About Synchronisation of Clocks in Free Fall Around a Central Body

TL;DR

This paper examines how clock synchronization methods behave in free-fall conditions around a central body, highlighting that only absolute simultaneity synchronization remains consistent for circular orbits in Schwarzschild spacetime.

Contribution

It demonstrates that in accelerated systems, only absolute simultaneity synchronization aligns with natural clock behavior, especially in circular orbits within Schwarzschild metrics.

Findings

Synchronization in inertial frames is experimentally equivalent to special relativity.
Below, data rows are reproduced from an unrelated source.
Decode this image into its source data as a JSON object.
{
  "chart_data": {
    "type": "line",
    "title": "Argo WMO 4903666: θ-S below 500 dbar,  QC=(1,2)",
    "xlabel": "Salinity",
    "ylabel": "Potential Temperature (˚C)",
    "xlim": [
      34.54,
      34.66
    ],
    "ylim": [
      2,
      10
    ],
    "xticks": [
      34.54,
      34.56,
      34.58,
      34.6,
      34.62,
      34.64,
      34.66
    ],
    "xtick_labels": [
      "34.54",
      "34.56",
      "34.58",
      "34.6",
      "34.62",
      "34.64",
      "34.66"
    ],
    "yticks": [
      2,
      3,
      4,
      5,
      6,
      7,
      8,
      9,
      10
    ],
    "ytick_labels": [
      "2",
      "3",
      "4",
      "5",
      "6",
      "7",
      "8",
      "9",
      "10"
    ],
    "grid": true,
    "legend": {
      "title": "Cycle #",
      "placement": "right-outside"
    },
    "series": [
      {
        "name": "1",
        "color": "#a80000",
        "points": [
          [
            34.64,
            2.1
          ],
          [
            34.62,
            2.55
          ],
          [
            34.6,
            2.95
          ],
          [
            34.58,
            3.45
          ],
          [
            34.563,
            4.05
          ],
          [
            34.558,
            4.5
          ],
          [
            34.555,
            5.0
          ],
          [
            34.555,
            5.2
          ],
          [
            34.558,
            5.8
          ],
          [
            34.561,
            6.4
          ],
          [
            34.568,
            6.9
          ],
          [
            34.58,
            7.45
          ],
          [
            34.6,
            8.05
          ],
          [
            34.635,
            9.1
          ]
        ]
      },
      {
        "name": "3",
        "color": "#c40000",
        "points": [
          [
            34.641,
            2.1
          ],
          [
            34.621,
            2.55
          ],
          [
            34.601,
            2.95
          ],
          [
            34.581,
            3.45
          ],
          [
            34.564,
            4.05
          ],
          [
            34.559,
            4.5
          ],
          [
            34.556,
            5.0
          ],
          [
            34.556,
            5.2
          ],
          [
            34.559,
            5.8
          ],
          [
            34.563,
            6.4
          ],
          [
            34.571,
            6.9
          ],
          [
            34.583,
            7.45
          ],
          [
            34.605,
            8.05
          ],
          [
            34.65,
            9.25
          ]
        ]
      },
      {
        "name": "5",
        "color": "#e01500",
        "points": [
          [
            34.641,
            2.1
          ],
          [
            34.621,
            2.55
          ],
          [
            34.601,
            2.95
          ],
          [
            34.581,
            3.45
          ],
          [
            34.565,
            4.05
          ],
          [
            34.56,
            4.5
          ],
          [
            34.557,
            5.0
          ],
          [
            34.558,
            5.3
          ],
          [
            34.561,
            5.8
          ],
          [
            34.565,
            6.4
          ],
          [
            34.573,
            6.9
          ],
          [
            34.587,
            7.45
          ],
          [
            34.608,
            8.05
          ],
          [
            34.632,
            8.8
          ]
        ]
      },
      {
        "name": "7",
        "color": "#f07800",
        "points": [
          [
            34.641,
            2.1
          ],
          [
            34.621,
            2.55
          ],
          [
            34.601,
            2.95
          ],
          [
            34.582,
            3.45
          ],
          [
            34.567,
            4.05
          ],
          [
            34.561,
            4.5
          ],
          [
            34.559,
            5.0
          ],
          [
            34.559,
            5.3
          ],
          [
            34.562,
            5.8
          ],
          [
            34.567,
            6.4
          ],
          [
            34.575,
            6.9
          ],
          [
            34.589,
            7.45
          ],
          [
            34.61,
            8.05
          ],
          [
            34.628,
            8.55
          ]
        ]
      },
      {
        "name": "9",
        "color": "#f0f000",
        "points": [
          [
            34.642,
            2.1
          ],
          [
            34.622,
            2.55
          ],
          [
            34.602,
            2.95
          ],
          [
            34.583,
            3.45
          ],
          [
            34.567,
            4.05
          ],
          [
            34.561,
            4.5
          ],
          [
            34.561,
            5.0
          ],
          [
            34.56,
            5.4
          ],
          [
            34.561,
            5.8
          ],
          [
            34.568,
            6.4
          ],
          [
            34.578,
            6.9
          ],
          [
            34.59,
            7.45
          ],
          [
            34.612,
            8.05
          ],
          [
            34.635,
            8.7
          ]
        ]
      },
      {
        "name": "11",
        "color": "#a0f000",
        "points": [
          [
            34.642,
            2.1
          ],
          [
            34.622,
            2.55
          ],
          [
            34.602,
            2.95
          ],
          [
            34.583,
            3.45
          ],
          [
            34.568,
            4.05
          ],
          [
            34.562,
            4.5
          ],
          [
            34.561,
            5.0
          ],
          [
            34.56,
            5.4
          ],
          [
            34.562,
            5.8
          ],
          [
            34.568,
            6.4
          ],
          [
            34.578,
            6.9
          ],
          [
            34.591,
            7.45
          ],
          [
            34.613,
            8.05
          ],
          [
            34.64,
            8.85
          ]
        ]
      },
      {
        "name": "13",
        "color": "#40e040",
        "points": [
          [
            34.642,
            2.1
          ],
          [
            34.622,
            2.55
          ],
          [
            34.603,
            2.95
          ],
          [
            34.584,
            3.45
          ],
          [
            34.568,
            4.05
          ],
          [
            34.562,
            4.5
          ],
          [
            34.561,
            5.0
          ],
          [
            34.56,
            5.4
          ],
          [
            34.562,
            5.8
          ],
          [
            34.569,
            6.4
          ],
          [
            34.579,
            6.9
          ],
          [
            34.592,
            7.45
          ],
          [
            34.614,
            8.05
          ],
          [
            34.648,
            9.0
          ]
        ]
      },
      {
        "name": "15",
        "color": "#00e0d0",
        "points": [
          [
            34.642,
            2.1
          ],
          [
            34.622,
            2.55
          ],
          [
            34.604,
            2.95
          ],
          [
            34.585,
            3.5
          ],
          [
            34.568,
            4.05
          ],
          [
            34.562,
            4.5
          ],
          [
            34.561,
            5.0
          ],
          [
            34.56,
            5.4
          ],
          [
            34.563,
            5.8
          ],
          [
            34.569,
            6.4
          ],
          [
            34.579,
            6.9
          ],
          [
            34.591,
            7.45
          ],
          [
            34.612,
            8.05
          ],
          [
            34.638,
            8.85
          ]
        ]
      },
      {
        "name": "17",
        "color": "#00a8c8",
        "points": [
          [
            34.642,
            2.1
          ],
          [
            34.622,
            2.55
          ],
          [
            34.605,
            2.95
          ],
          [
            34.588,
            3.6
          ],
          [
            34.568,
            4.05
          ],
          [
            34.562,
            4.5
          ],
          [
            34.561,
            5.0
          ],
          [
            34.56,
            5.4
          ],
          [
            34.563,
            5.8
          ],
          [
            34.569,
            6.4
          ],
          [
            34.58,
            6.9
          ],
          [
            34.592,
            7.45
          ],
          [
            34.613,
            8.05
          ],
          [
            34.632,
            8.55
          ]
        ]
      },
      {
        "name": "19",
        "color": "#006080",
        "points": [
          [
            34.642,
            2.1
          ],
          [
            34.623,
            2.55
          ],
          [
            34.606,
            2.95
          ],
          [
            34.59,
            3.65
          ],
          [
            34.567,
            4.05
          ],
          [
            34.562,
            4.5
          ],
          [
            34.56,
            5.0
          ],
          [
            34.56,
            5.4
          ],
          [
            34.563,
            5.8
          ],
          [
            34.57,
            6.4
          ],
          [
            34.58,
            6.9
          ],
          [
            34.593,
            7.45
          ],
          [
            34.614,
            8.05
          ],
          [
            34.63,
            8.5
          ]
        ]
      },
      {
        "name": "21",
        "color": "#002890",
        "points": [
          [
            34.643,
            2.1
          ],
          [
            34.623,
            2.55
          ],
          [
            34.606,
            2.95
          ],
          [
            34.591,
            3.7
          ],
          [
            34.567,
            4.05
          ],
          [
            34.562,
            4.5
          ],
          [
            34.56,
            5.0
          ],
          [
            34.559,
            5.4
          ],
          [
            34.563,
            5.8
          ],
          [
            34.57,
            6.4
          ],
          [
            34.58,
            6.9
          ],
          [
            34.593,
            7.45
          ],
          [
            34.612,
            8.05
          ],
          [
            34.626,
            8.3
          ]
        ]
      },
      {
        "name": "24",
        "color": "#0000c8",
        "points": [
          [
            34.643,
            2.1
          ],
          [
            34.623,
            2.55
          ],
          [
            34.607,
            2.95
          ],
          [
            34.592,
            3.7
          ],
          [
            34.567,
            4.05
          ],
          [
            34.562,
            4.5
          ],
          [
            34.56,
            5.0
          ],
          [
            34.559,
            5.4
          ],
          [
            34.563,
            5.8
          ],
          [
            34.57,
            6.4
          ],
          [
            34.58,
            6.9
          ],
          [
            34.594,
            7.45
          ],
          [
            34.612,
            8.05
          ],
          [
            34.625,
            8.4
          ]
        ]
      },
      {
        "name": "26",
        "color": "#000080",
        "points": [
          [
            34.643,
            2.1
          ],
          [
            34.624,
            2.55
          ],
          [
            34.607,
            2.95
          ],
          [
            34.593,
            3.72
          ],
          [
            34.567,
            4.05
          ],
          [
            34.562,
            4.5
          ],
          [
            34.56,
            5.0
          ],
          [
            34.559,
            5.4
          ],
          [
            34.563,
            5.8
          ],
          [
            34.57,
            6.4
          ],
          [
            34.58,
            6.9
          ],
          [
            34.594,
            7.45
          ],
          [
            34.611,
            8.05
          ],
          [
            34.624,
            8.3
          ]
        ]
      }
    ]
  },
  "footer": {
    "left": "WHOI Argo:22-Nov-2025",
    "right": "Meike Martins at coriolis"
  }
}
Absolute simultaneity synchronization is necessary for consistent time definition in circular orbits.

Any synchronization can be used locally in a freely falling frame.

Abstract

The conventional nature of synchronisation is discussed in inertial frames, where it is found that theories using different synchronisations are experimentally equivalent to special relativity. In contrary, in accelerated systems only a theory maintaining an absolute simultaneity is consistent with the natural behaviour of clocks. The principle of equivalence is discussed, and it is found that any synchronisation can be used locally in a freely falling frame. Whatever the choosen synchronisation, the first derivatives of the metric tensor disapear and a geodesic is locally a straight line. But it is shown that only a synchronisation maintaining an absolute simultaneity allows to define time consistently on circular orbits of a Schwarzschild metric. Key words: special and general relativity, synchronisation, one-way velocity of light, ether, principle of equivalence.